My problem is the original graph (and the subgraphs) are weighted, on the other hand the union of those subgraphs is not.
This is the code i created the subgraphs with (weights can assume a value in {1, 2, 3, 4, 5}:
weights <- E(g)$weight
graphs <- list()
for (r in seq(5)) {
graphs[[r]] <- delete.edges(g, E(g)[weights!=r])
}
reduced_graphs <- list()
x <- numeric(5)
y <- numeric(5)
for (r in seq(5)) {
reduced_graphs[[r]] <- delete.vertices(graphs[[r]], V(graphs[[r]])[degree(graphs[[r]])<=-1])
y[r] <- length(get_users(reduced_graphs[[r]]))
reduced_graphs[[r]] <- induced_subgraph(reduced_graphs[[r]], c(sample(get_users(reduced_graphs[[r]]), y[r]^sqrt(4.3/10)), get_movies(reduced_graphs[[r]])))

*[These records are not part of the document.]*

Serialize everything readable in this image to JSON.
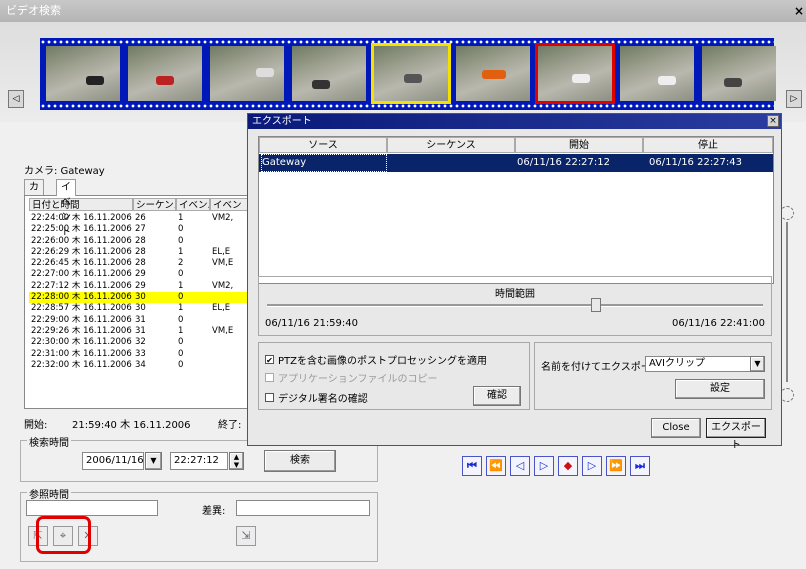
{
  "window": {
    "title": "ビデオ検索",
    "close": "×"
  },
  "filmstrip": {
    "prev": "◁",
    "next": "▷"
  },
  "camera_label": "カメラ: Gateway",
  "tabs": {
    "camera": "カメラ",
    "event": "イベント"
  },
  "event_table": {
    "headers": [
      "日付と時間",
      "シーケンス",
      "イベン...",
      "イベン"
    ],
    "rows": [
      [
        "22:24:00 木 16.11.2006",
        "26",
        "1",
        "VM2,"
      ],
      [
        "22:25:00 木 16.11.2006",
        "27",
        "0",
        ""
      ],
      [
        "22:26:00 木 16.11.2006",
        "28",
        "0",
        ""
      ],
      [
        "22:26:29 木 16.11.2006",
        "28",
        "1",
        "EL,E"
      ],
      [
        "22:26:45 木 16.11.2006",
        "28",
        "2",
        "VM,E"
      ],
      [
        "22:27:00 木 16.11.2006",
        "29",
        "0",
        ""
      ],
      [
        "22:27:12 木 16.11.2006",
        "29",
        "1",
        "VM2,"
      ],
      [
        "22:28:00 木 16.11.2006",
        "30",
        "0",
        ""
      ],
      [
        "22:28:57 木 16.11.2006",
        "30",
        "1",
        "EL,E"
      ],
      [
        "22:29:00 木 16.11.2006",
        "31",
        "0",
        ""
      ],
      [
        "22:29:26 木 16.11.2006",
        "31",
        "1",
        "VM,E"
      ],
      [
        "22:30:00 木 16.11.2006",
        "32",
        "0",
        ""
      ],
      [
        "22:31:00 木 16.11.2006",
        "33",
        "0",
        ""
      ],
      [
        "22:32:00 木 16.11.2006",
        "34",
        "0",
        ""
      ]
    ],
    "selected_index": 7
  },
  "start": {
    "label": "開始:",
    "value": "21:59:40 木 16.11.2006"
  },
  "end": {
    "label": "終了:"
  },
  "search_time": {
    "title": "検索時間",
    "date": "2006/11/16",
    "time": "22:27:12",
    "search_button": "検索"
  },
  "reference_time": {
    "title": "参照時間",
    "diff_label": "差異:"
  },
  "playback": [
    "first-frame",
    "rewind",
    "step-back",
    "play",
    "stop",
    "step-forward",
    "fast-forward",
    "last-frame"
  ],
  "export_dialog": {
    "title": "エクスポート",
    "close": "×",
    "columns": [
      "ソース",
      "シーケンス",
      "開始",
      "停止"
    ],
    "rows": [
      {
        "source": "Gateway",
        "sequence": "",
        "start": "06/11/16 22:27:12",
        "stop": "06/11/16 22:27:43"
      }
    ],
    "time_range": {
      "title": "時間範囲",
      "from": "06/11/16 21:59:40",
      "to": "06/11/16 22:41:00"
    },
    "options": {
      "ptz": {
        "label": "PTZを含む画像のポストプロセッシングを適用",
        "checked": true
      },
      "app_copy": {
        "label": "アプリケーションファイルのコピー",
        "checked": false,
        "disabled": true
      },
      "signature": {
        "label": "デジタル署名の確認",
        "checked": false
      }
    },
    "confirm_button": "確認",
    "export_as": {
      "label": "名前を付けてエクスポート:",
      "value": "AVIクリップ"
    },
    "settings_button": "設定",
    "close_button": "Close",
    "export_button": "エクスポート"
  },
  "colors": {
    "selection": "#0a246a",
    "highlight_row": "#ffff00",
    "film_blue": "#0018b8",
    "annotation_red": "#e00000"
  }
}
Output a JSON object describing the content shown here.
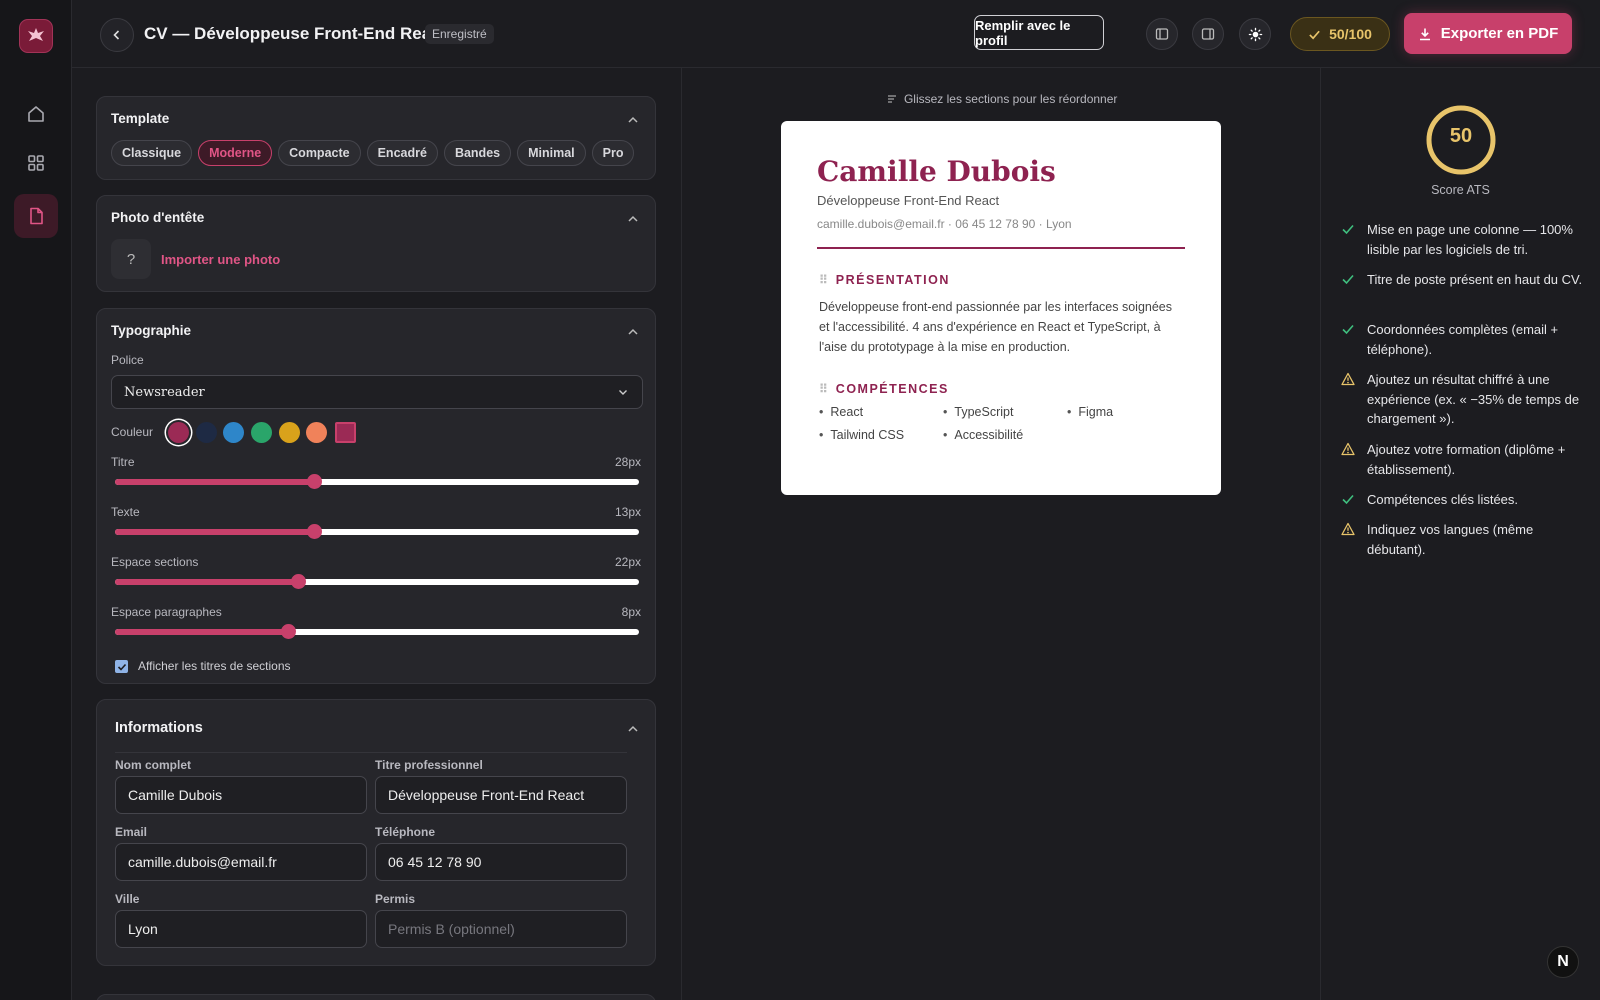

x[r] <- length(get_movies(reduced_graphs[[r]]))
reduced_graphs[[r]] <- induced_subgraph(reduced_graphs[[r]], c(sample(get_movies(reduced_graphs[[r]]), x[r]^(4.3/10)), get_users(reduced_graphs[[r]])))
reduced_graphs[[r]] <- delete.vertices(reduced_graphs[[r]], V(reduced_graphs[[r]])[degree(reduced_graphs[[r]])==0])
}
What seems to happen here is that if an attribute name is present in both graphs, e.g. both have the weight edge attribute, then attribute names will be changed in the result graph: you get both weight_1 and weight_2. Then it is up to you to combine these into a single weight attribute and handle any edges that were present in both graphs.
I cannot tell you what the best way to do this is, as I am not experienced with R (I focus on igraph’s Mathematica interface). However, the following works:
This assumes that the union graph is called ug, the original edge attributes were called weight, and that you want to add up weights when both graphs had the same edge.
union keeps the attributes of all graphs. All graph, vertex and edge attributes are copied to the result. If an attribute is present in multiple graphs and would result a name clash, then this attribute is renamed by adding suffixes: _1, _2, etc.
I won’t comment on whether it is a good solution for handling duplicate attributes, or whether weight should have special treatment. I’ll leave that to others.
Thankyou, I really appreciate your answer.
However the intersection between the set of edges of the graphs should be empty since each one of the 5 graphs[[r]] is a subgraph with only all the edges with weight == r. And each reduced_graphs[[r]] is a subgraph of graphs[[r]].